The dark days of winter come and go and she finds, miraculously, that she’s unbroken.
Fragmented perhaps. Splintered definitely. But still so relatively intact that it makes her happy.
Like waking from a bad dream and realizing her real life is still there, waiting to be led zigzag on a leash, like a suckling, milky-eyed puppy.
“Let’s get you outside,” she says, rising.
Stretching her limbs and feeling in them life.

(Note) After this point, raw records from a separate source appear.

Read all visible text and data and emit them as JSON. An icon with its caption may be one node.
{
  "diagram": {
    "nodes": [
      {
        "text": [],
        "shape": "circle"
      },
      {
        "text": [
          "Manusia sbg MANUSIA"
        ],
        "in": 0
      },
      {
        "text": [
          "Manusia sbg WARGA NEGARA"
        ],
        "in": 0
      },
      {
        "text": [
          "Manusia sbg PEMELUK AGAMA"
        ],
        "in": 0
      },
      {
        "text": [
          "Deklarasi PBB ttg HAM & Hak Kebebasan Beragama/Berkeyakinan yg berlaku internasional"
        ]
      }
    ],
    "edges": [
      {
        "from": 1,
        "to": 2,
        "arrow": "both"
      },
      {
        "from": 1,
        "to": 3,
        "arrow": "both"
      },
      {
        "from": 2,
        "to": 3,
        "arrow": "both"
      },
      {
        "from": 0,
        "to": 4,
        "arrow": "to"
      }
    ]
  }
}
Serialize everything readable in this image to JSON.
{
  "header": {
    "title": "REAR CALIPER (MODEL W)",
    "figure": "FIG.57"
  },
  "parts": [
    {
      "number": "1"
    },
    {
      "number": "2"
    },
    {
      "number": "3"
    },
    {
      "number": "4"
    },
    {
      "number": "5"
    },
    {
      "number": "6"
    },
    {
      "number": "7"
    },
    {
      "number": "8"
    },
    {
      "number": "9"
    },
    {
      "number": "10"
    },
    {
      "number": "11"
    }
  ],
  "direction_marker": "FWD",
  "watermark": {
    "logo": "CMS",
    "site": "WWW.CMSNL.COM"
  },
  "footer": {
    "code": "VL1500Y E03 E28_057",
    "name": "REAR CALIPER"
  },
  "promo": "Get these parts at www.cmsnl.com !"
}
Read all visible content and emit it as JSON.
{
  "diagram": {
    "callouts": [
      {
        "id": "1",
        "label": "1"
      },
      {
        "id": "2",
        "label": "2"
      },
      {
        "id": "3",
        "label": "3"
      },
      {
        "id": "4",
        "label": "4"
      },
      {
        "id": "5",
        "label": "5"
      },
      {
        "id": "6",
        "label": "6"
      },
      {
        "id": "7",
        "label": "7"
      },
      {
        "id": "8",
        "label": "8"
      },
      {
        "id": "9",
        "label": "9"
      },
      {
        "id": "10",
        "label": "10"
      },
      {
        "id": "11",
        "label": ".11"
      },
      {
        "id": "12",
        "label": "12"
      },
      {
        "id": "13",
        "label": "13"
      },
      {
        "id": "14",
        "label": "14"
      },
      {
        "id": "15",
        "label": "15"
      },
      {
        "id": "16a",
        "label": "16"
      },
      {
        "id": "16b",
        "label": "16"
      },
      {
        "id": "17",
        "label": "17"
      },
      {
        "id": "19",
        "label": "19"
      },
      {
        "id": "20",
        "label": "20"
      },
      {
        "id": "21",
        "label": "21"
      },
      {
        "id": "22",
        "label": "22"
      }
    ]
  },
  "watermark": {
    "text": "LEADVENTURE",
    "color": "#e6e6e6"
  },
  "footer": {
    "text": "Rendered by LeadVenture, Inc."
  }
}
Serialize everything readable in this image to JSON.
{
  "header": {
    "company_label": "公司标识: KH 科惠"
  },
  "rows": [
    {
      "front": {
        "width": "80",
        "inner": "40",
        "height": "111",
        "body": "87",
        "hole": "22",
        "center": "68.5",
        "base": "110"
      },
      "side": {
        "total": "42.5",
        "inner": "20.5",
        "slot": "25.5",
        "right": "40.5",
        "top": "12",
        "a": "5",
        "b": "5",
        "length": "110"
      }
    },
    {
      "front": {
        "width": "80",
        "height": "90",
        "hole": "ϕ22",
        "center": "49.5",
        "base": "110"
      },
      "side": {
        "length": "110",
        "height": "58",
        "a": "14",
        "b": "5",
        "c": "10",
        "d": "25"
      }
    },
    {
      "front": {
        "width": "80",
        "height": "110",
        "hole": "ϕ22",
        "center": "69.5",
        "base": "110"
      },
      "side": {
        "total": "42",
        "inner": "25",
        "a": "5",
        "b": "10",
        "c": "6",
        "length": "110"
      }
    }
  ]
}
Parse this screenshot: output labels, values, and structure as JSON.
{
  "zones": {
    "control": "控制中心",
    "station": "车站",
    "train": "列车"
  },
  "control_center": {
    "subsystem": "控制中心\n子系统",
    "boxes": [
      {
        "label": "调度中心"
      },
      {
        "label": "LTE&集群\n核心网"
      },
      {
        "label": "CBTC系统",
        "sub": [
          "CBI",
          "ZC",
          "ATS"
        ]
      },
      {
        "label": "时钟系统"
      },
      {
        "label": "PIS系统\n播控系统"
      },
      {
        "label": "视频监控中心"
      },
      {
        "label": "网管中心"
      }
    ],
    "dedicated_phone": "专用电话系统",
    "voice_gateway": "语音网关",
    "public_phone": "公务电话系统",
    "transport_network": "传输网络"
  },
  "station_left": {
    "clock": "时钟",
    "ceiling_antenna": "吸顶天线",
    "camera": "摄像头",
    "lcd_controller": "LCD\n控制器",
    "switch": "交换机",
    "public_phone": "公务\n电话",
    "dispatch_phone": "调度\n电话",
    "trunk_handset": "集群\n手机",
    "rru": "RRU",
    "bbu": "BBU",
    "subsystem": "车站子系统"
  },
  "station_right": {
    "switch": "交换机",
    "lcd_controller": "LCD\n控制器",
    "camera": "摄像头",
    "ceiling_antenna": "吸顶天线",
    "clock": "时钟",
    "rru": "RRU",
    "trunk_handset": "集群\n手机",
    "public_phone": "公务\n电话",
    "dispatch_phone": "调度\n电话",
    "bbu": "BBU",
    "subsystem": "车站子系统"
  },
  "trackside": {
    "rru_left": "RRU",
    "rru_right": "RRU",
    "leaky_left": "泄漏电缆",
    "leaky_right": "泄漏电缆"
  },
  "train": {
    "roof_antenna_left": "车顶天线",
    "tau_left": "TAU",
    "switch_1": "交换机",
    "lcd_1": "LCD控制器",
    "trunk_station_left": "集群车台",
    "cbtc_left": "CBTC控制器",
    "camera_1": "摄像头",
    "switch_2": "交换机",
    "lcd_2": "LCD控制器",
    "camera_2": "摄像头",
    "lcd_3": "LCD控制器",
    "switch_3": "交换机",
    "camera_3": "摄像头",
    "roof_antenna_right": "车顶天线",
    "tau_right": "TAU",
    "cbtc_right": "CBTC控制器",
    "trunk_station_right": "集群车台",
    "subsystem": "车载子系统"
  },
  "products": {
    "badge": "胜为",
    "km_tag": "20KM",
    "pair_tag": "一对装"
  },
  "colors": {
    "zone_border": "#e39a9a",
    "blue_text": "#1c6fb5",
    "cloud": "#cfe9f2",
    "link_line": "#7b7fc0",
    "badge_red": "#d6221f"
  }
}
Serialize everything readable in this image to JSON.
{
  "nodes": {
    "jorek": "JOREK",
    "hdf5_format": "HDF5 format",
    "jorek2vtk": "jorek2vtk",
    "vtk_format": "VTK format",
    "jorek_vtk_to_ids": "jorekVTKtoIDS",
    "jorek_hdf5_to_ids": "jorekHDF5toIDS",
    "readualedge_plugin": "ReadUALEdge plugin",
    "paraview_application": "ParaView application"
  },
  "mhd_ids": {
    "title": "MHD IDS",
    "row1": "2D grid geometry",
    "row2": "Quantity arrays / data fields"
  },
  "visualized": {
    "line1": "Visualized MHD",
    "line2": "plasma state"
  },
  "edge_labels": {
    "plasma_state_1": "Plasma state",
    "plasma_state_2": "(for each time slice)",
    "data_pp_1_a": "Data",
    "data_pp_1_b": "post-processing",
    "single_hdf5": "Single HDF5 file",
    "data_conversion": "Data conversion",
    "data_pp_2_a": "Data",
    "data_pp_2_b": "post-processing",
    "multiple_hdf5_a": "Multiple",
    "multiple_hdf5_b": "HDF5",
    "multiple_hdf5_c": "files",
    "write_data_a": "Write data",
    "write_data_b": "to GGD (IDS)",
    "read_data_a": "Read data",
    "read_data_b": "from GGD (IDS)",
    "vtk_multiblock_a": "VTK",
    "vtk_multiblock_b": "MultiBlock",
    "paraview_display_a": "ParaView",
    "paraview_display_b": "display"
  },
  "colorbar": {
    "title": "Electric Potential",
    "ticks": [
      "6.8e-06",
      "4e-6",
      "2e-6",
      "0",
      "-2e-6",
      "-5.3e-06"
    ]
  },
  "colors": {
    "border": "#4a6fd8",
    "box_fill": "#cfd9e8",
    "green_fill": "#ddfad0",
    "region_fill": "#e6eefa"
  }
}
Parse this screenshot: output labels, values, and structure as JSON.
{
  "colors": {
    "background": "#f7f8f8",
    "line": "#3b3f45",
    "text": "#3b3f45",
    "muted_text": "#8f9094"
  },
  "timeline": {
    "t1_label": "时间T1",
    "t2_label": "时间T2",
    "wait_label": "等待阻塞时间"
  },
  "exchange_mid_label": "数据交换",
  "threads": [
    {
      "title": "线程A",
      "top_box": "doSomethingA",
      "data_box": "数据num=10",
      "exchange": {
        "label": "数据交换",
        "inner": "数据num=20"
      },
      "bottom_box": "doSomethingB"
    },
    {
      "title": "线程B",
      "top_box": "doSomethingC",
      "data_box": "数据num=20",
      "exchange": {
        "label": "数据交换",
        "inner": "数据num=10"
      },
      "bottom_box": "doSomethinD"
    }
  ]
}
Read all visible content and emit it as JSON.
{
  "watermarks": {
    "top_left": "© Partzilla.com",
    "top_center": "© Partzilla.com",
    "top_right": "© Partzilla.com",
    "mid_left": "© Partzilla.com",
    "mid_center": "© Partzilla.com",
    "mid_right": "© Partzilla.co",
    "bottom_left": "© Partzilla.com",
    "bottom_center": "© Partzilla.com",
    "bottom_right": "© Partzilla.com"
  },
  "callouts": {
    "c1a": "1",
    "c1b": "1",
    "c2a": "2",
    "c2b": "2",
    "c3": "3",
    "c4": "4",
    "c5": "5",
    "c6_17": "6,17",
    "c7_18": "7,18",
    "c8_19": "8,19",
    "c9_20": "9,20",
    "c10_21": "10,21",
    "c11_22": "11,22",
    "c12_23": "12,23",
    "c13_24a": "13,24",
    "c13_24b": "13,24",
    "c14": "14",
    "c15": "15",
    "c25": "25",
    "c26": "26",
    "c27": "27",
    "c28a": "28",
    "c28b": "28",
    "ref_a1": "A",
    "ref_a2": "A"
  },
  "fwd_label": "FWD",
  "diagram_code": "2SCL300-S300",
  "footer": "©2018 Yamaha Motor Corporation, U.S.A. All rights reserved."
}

Which is how she finds herself in a sunny park downtown, with her gorgeous son and her perhaps recovering drug-addled ex.
He’s tortured and trying, but not her responsibility.
Today or ever.
Fact is, it’s shocking anymore, how little investment she makes in anything save beauty and risk.
Even to where she wonders how her lessons were once unlearned.
The lightest breeze lifts her hair, blows her skirt against her legs.
She lets it.
Before walking the kite down a long grassy corridor, her son and old friend unwinding its lead and heading the opposite direction.
“Delilah, now!” they scream, and she slowly pivots and lifts the wide silk triangle high above her head, standing on tiptoes even, before feeling the pull of letting go.
The kite lifts, dips and dances in the current, elevates further.
The joyful boys in the distance triumphant in directing its path of freedom.